Over the last couple of months, the US Federal Trade Commission (FTC) has filed to block two M&A deals in the video game space, first the acquisition of virtual reality start-up Within (that developed a VR fitness app) by Meta and, last week, the blockbuster takeover ($69 billion) of Activision Blizzard by Microsoft.
Both legal challenges demonstrate a more aggressive antitrust enforcement approach by the FTC under Chair Lina Khan, who has been nominated by Joe Biden and who has been vocal about her ambition to rein in Big Tech. During her previous professional experiences and student years, Lina Khan notably criticized Google’s and Amazon’s market power.
While the FTC’s attempt to block the Activision deal is not totally surprising given the size of the transaction and the real competition risks (such as Microsoft withholding Activision content from rival gaming platforms / cloud offerings), the FTC’s intervention in the Meta-Within deal was unexpected given the limited size of the VR fitness market and suggests that any future acquisition by a Tech giant will be closely scrutinized and potentially rebuffed… The upcoming legal proceedings will then be a key test of the FTC’s new antitrust policy and could set precedents.
As for the Activision deal, we believe there’s a high probability that the judge leans towards the FTC position, considering that Microsoft made several titles from Bethesda, a company it acquired in 2020, exclusive to the Xbox, then hampering competition between consoles. That said, the recent remedies Microsoft has offered to Sony and Nintendo (availability of Call of Duty, Activision’s largest franchise, on their respective consoles and cloud services for 10 years) could be a wild card for the Tech giant, even if we suspect that it will not be sufficient (Microsoft has not made any commitment about Activision’s other franchises, such as Overwatch and Diablo).
Turning to the Within acquisition, if the judge were to confirm the FTC’s stance, it could have a chilling effect on acquisitions by Tech giants, even the small ones, in gaming obviously but also in other industries (software, medtech…), as the FTC would feel comfortable taking an active monitoring role in nascent businesses.
The outcome of these suits between the FTC and Microsoft/Meta will clearly need to be monitored in coming months to assess the future M&A policy of Tech giants.

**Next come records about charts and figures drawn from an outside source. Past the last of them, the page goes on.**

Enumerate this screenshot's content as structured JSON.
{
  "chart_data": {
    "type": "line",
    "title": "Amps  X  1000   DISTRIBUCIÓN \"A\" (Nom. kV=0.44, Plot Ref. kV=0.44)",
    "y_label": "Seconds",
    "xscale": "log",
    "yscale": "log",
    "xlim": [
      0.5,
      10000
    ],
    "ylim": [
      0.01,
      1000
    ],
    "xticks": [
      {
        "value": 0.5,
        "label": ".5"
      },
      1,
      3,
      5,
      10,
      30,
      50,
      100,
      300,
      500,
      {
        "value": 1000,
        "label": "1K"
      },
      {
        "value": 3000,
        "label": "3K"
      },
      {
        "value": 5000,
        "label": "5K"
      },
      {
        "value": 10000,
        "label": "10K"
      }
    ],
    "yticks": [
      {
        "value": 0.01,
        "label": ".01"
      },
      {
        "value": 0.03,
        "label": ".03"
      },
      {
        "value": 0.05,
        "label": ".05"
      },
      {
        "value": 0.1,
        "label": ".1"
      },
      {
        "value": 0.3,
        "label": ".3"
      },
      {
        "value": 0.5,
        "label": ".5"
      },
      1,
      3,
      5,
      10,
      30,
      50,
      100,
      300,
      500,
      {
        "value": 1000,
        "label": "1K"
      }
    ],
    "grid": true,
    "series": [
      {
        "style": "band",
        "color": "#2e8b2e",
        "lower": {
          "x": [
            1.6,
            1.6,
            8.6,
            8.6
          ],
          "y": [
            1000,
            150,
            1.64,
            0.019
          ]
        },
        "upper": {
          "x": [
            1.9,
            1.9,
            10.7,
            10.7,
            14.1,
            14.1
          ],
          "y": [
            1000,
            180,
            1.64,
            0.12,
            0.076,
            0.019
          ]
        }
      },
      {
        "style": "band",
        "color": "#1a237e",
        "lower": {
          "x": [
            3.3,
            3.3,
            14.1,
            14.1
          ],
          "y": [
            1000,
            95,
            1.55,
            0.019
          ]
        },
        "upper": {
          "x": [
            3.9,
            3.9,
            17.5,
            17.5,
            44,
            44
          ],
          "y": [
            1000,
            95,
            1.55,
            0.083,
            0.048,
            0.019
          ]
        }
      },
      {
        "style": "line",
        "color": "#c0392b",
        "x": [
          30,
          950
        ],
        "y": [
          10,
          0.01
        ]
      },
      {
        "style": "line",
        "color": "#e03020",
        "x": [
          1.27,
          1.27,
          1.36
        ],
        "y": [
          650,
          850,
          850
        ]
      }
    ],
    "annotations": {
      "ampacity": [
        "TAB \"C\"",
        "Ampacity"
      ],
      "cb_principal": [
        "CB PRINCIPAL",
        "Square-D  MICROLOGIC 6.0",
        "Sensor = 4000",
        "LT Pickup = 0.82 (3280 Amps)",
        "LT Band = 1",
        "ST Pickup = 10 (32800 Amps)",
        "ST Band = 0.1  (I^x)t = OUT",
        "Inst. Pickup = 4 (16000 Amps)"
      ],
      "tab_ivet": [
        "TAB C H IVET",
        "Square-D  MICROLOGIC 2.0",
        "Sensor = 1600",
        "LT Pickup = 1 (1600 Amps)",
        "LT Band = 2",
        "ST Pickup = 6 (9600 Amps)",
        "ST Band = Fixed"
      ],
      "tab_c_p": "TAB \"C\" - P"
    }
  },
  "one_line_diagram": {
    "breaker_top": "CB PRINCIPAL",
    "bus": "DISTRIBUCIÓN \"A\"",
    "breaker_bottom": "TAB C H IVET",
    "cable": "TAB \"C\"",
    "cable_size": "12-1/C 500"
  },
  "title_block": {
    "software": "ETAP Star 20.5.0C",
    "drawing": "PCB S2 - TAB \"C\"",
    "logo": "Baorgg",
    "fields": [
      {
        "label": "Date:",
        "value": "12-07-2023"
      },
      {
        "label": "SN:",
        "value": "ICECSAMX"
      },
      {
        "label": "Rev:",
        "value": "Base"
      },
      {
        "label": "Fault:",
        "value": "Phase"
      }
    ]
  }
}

For now, we continue to believe that, as the Metaverse race and streaming wars heat up, other Tech giants will follow in the footsteps of Microsoft and Meta and show M&A interest for game publishers that own open-world environments that could easily turn into Metaverse worlds or large intellectual property libraries that can be monetized on a streaming platform.
Contrary to Microsoft and Meta, Netflix, Amazon and Google indeed remain in a position to make M&A moves in our view given their very limited exposure to gaming assets, even if these moves will probably be less audacious than the Activision acquisition in light of the new regulatory environment.